Daily recap: One weird all-seeing-eye trick to staying focused on your goals
TITLE: Daily recap: One weird all-seeing-eye trick to staying focused on your goals
People currently carry cell phones that have the ability to record nearly all aspects of life.
- For example:
- Location, via GPS
- Step counting, via accelerometer (and GPS)
- All Internet usage that goes through that device
- All text messages
- All email correspondence
- Anything said within earshot of the device
Soon, this self-surveillance will become even more all-encompassing, as people wear watches / lapel pins / fake flowers / whatever with integrated cameras and heart rate monitors. Nothing will be hidden from the all-seeing eye of THE CLOUD.
Fig 1: A hypothetical wristwatch with an all-seeing eye on it. The eye just watches the wearer 24/7, silently judging. Remember to charge it every night!
Interestingly, the “Telescreen” from Orwell’s 1984 actually gathers less information about a subject than a modern cell phone! For now, we will skip over the obvious dystopian applications for this technology.
1) The watch monitors its wearer at all times, and extracts a few clips of “interesting” things that happened during the day.
2) Then, overnight, it creates a 30 second video montage, complete with a dramatic voiceover narrating the highlights of the day, like one might see in a TV show with a continuing multi-episode plot.

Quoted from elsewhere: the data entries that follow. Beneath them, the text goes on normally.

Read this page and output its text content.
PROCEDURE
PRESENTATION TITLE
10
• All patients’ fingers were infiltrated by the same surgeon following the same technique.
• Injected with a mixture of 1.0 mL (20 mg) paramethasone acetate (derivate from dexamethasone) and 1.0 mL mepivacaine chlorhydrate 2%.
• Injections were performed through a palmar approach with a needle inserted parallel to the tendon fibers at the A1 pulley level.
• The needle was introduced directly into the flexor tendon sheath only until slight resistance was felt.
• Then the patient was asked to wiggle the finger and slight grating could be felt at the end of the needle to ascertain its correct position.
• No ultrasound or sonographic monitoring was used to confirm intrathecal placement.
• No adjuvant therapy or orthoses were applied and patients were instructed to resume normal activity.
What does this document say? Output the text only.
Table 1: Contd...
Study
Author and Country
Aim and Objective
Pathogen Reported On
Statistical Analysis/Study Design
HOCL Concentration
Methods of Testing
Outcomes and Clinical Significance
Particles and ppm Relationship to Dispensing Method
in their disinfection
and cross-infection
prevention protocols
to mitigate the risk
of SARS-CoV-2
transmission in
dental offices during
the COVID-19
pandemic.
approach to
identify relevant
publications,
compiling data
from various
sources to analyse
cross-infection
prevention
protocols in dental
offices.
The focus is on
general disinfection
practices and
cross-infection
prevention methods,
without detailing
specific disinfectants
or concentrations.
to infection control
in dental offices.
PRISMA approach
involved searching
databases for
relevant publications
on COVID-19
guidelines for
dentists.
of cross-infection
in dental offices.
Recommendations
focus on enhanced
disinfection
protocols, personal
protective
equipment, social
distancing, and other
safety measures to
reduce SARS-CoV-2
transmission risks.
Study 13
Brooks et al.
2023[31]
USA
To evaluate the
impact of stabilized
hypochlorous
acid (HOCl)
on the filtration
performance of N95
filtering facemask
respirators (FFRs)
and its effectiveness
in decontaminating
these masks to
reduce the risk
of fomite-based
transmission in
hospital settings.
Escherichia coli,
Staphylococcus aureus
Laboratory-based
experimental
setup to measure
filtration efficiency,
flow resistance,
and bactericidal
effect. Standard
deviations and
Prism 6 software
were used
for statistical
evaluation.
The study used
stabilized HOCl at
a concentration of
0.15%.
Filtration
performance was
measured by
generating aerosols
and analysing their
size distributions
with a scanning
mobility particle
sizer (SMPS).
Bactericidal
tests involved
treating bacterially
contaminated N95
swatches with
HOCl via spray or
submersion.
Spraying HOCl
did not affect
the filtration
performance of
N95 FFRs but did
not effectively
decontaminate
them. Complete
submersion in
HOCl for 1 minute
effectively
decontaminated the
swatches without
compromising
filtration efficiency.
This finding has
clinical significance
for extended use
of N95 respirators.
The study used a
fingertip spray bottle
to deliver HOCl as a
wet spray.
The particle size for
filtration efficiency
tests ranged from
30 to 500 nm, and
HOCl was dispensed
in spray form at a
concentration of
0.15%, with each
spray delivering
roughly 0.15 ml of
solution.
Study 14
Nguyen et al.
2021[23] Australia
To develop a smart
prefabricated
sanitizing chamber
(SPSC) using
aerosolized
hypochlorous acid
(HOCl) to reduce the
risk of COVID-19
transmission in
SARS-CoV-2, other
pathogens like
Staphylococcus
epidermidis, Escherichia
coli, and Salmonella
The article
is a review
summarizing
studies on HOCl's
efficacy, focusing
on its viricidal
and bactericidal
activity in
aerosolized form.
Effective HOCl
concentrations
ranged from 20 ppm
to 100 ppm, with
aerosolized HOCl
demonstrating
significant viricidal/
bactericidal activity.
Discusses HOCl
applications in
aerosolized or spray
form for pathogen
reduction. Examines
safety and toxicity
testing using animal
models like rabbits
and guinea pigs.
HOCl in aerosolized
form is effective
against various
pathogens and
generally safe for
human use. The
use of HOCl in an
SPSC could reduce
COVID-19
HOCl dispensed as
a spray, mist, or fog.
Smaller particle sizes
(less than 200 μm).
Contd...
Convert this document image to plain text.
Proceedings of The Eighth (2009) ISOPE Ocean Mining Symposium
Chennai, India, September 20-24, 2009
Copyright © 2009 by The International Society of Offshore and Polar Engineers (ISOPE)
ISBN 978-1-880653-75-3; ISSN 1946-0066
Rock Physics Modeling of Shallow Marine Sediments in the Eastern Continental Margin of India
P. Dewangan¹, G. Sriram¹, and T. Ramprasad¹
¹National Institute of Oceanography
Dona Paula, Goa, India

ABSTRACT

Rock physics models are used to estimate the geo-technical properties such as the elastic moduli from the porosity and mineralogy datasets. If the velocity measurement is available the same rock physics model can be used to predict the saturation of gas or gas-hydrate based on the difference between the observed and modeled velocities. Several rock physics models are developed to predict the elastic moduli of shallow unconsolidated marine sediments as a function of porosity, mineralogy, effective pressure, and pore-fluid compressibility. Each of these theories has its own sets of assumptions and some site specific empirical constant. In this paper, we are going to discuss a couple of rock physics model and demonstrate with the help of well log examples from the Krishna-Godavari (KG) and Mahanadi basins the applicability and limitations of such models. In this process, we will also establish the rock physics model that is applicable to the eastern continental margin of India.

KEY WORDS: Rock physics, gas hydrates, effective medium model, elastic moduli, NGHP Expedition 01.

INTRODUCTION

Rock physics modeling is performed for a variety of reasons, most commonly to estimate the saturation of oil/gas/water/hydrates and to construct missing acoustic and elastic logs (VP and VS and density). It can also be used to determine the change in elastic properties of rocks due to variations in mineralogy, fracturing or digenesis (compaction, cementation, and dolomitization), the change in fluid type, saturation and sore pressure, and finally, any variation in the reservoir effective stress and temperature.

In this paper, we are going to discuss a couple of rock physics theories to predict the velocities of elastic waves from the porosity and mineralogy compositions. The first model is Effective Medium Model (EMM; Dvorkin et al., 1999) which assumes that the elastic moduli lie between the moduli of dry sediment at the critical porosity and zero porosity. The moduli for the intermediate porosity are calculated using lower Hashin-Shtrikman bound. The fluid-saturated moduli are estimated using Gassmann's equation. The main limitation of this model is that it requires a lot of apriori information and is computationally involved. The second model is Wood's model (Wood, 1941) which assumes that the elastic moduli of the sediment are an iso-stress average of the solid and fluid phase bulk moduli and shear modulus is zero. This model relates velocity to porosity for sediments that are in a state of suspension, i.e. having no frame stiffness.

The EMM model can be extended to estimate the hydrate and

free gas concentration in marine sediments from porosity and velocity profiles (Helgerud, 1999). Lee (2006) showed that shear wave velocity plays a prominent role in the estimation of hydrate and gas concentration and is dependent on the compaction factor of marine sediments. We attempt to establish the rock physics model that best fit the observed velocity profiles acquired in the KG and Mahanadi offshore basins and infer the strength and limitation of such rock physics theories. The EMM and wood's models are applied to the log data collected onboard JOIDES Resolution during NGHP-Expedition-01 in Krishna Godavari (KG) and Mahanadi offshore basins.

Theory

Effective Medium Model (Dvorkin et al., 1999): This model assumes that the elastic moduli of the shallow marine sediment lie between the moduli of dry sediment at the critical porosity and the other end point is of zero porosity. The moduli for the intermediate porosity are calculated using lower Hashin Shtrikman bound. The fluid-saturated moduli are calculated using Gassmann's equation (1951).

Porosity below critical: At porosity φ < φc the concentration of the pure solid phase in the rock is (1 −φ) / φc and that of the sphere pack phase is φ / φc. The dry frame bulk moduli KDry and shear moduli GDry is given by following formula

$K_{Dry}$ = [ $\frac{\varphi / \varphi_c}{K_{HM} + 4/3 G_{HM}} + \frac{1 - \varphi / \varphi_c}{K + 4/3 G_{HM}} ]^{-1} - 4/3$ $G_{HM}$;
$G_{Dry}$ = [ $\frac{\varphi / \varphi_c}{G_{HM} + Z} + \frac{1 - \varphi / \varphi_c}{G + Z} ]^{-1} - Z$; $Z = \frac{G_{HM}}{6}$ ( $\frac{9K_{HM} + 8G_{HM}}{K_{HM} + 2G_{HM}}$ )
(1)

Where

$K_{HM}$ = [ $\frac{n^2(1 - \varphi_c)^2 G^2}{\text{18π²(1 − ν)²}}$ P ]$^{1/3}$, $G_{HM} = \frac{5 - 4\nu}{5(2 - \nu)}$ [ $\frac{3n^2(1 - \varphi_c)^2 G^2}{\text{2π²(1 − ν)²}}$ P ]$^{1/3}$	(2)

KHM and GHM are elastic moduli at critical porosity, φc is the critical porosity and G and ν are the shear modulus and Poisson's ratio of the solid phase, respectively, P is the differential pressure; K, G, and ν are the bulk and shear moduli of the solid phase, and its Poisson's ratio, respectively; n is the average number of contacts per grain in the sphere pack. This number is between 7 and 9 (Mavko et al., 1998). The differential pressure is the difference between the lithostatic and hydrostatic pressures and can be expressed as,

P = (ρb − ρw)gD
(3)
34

3) When the watch-wearer wakes up in the morning, they are greeted with a “last time in: your daily life” video.
“LAST TIME IN: YOUR LIFE:
- FIRST: YOU FAILED TO USE THE COPIER ON THE SECOND FLOOR:
video clip of the user cursing at a copying machine
- THEN: YOU MISSED THE BUS: video clip of the user running after a bus as it pulls away from the stop
- BUT: YOU HAD A DELICIOUS KEBAB: video clip of the user buying lunch at a food truck
- NOW A NEW DAY BEGINS. . .
Fig 2: In order to obtain this information, the monitoring software could examine your GPS location, heart rate, step count, etc. Presumably it could look for interesting combinations of data that had not occurred before, and those would (hopefully) result in a useful recap of the previous day.
PROS: Could motivate the user to stay focused on their goals by providing continuity with their actions from the previous day.
CONS: Depending on the user’s daily routine, the “daily recap” might eventually find nothing interesting. “Highlights from yesterday: you microwaved a frozen meal and then watched a Youtube compilation of car crashes.”